Though recent studies have shown that ultrasound gives no added value in clinical practise for obtaining clinical remission in early RA patients [38, 39], the current study adds to the large amount of data where, when applying ultrasound for assessing remission, subclinical synovitis is found to be present in patients who has achieved clinical remission, including ACR-EULAR Boolean-remission, in routine care independent of clinical strategy and composite scores applied, number of joints assessed and ultrasound equipment used. Furthermore, data from previous studies have shown that erosive progression is related not only to the presence of Doppler activity in joints of RA patients in remission but also to the presence of GS synovial hypertrophy [8, 40] and that the presence of Doppler activity is related to the risk of flare and unsuccessful drug tapering [1719, 40]. This consequently challenges the use of clinical composite scores alone for determining a state of remission in established RA patients in routine care. The current cross-sectional study cannot address whether patients in remission with subclinical synovitis should be treated differently than patients without subclinical synovitis and studies are needed in this area.

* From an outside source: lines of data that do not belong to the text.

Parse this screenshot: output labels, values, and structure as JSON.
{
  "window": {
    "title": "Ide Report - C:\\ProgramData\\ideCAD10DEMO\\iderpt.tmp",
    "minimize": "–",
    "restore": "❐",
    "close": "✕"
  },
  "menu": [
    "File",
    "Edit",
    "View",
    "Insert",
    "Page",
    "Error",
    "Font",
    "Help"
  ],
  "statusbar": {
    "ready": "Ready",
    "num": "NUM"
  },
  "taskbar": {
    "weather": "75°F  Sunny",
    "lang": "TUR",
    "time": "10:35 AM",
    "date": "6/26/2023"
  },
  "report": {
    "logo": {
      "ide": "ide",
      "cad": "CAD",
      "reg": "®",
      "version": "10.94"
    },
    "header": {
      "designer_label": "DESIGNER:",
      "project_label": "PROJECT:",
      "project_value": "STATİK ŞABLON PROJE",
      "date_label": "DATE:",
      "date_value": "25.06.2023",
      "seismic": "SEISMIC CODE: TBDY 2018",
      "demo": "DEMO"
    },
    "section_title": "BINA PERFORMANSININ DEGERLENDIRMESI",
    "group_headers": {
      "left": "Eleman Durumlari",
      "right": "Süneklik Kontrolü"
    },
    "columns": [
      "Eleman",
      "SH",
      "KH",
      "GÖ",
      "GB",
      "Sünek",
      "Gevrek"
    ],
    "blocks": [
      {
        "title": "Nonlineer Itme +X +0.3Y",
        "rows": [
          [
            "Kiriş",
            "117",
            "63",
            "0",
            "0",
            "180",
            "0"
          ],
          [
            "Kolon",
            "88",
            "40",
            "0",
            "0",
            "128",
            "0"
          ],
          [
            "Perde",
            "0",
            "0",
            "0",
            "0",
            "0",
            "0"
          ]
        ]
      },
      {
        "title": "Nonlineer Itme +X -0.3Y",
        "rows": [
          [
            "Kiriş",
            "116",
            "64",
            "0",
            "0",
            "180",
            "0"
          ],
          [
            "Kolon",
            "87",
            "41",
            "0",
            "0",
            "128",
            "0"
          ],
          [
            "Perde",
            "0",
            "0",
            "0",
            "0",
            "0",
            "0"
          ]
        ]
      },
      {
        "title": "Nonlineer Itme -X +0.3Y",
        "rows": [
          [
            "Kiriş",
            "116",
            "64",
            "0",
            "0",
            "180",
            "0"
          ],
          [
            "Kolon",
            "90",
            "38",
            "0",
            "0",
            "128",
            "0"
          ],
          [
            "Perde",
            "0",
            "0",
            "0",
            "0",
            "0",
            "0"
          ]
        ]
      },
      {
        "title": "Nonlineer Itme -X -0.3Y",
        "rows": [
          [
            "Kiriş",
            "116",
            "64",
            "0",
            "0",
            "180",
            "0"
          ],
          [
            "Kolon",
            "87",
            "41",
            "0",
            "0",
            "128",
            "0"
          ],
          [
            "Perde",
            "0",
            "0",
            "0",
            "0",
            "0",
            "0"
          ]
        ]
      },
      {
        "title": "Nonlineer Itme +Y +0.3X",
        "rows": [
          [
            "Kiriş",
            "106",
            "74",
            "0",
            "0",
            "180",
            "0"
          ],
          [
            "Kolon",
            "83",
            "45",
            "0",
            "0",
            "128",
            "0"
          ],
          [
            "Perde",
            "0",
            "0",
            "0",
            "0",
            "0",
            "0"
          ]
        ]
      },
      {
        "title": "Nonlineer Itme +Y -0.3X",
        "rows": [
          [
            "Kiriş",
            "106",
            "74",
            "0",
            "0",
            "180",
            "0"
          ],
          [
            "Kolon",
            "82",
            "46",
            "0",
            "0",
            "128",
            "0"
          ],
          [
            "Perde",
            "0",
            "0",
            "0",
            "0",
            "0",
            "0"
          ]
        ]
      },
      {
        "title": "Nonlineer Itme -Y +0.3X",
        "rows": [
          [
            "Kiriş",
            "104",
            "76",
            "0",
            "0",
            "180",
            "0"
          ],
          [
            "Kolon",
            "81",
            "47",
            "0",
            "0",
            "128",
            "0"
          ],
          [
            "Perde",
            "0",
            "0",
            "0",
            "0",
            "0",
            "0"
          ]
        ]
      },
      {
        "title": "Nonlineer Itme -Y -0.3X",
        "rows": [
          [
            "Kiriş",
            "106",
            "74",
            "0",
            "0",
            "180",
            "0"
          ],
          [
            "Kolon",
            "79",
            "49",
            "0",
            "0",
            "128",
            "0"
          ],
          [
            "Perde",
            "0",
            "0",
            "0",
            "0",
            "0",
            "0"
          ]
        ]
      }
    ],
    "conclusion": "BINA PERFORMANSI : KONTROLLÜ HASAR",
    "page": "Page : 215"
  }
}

The strengths of our study are that data are representing a routine care setting where a T2T strategy was applied. We have used the OMERACT consensus-based and validated scoring system for scoring synovitis (GS and Doppler) and have assessed multiple joints providing a more comprehensive ultrasound status of the patients. The limitations are that the data are obtained from a single clinical centre and since it is cross-sectional, it does not contribute with additional data on erosive progression, flare or tapering. Further, the ultrasound-assessed joints are not completely identical to the joints involved in the DAS28. However, we found subclinical inflammation also in the clinically assessed joints.

Conclusion

Subclinical synovitis detected by ultrasound is present in the vast majority of patients in longstanding DAS28-CRP-remission independent of the type of treatment when using a DAS28-CRP T2T-steered strategy in routine care. Remission based on clinical composite scores alone is very rarely equivalent to the complete absence of inflammation by ultrasound and may not be sufficient for establishing a state of remission. Further studies are needed to explore if patients with subclinical inflammation in contrast to patients without would benefit from different treatment strategies.